Home-page: https://github.com/joaquinsc999/mombai
Author: Joaquín Francisco Solórzano Corea
Author-email: joaquinscorea@gmail.com
Classifier: Programming Language :: Python :: 3
Classifier: License :: OSI Approved :: MIT License
Classifier: Operating System :: OS Independent
Requires-Python: >=3.8
Description-Content-Type: text/markdown
License-File: LICENSE
Requires-Dist: tensorflow>=2.0
Dynamic: author
Dynamic: author-email
Dynamic: classifier
Dynamic: description
Dynamic: description-content-type
Dynamic: home-page
Dynamic: license-file
Dynamic: requires-dist
Dynamic: requires-python
Dynamic: summary

# Mombai

A deep learning library for multi-activation neural network layers built on TensorFlow/Keras.

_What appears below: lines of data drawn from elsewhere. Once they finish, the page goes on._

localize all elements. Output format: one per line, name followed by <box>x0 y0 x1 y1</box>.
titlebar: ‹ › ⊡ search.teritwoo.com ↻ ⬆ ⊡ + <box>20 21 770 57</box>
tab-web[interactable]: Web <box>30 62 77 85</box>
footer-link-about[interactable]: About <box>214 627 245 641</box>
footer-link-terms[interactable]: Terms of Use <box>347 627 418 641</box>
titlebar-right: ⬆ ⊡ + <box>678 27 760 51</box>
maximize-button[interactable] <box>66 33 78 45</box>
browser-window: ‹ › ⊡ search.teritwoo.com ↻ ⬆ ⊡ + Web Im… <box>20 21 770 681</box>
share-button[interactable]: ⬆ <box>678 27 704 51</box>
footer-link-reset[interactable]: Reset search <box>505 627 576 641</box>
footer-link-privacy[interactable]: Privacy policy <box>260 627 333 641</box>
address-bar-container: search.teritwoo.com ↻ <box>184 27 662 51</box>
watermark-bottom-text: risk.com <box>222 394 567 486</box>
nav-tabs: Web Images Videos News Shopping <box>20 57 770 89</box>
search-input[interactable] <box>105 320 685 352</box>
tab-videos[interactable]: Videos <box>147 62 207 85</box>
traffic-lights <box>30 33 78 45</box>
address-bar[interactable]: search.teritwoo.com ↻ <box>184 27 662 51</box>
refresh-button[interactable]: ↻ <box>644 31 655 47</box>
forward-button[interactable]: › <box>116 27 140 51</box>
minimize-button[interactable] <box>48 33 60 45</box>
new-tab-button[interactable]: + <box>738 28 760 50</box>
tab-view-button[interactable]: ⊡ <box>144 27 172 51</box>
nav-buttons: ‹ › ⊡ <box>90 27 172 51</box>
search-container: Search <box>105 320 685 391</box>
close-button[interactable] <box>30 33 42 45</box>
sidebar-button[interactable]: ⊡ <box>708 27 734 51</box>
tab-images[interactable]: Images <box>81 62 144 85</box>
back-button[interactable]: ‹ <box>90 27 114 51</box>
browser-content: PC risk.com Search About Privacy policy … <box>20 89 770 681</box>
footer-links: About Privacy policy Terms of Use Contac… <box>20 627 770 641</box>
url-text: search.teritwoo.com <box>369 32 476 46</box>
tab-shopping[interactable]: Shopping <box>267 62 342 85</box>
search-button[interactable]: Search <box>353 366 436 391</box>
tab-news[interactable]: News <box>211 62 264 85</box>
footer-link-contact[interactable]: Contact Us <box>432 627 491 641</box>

Mombai implements two families of layers that combine multiple activation functions in a single transformation:

- **WAF (Weighted Activation Fusion)**: Applies multiple activations with learned per-branch affine transforms, then compresses via sum or average.
- **MoA (Mixture of Activations)**: Input-dependent activation selection using attention mechanisms.

## Installation

```bash
pip install mombai
```

## Layers

### WAFLayer
Weighted Activation Fusion. Each activation branch has its own learned scale and bias.

```python
from mombai import WAFLayer

model = tf.keras.Sequential([
    tf.keras.layers.Dense(64, input_shape=(10,)),
    WAFLayer(units=32, activations=['relu', 'swish', 'gelu'], compressor="sum"),
    tf.keras.layers.Dense(1)
])
```

### WAFLayerNorm / WAFLayerNormV2
WAF with normalization. `WAFLayerNorm` normalizes before activations (pre-norm), `WAFLayerNormV2` normalizes after each activation branch (post-norm).

```python
from mombai import WAFLayerNormV2

layer = WAFLayerNormV2(units=64, activations=['relu', 'gelu', 'swish'], compressor="avg")
```

### MAXLayerWithAttention (MoA-USM)
Input-dependent gating via Dense + softmax. Each input sample gets its own activation mixture weights.

```python
from mombai import MAXLayerWithAttention

layer = MAXLayerWithAttention(units=64, activations=['relu', 'swish', 'gelu', 'tanh', 'sigmoid'])
```

### MAXLayerWithSelfAttention (MoA-GSM V1)
Self-attention over activation branches. Best for sequential data (T > 1).

```python
from mombai import MAXLayerWithSelfAttention

layer = MAXLayerWithSelfAttention(units=32, activations=['relu', 'swish', 'gelu'])
```

### MAXLayerWithSelfAttentionV2 (MoA-GSM V2)
Self-attention with two modes:
- `attention_mode="channel"`: Features attend to each other to produce gates. **Best for non-sequential (tabular/image) data.**
- `attention_mode="temporal"`: Standard temporal self-attention. Best for sequential data.

```python
from mombai import MAXLayerWithSelfAttentionV2

# For tabular/image data (most common)
layer = MAXLayerWithSelfAttentionV2(
    units=64,
    activations=['relu', 'swish', 'gelu', 'tanh', 'sigmoid'],
    attention_mode="channel"
)

# For sequential data
layer = MAXLayerWithSelfAttentionV2(
    units=64,
    activations=['relu', 'swish', 'gelu'],
    attention_mode="temporal"
)
```

## Supported Activations

relu, sigmoid, tanh, softmax, softplus, softsign, elu, selu, swish, gelu, leaky_relu, relu6, hard_sigmoid, exponential, linear, log_softmax

## Requirements

- Python >= 3.8
- TensorFlow >= 2.0

## License

MIT License. See LICENSE for details.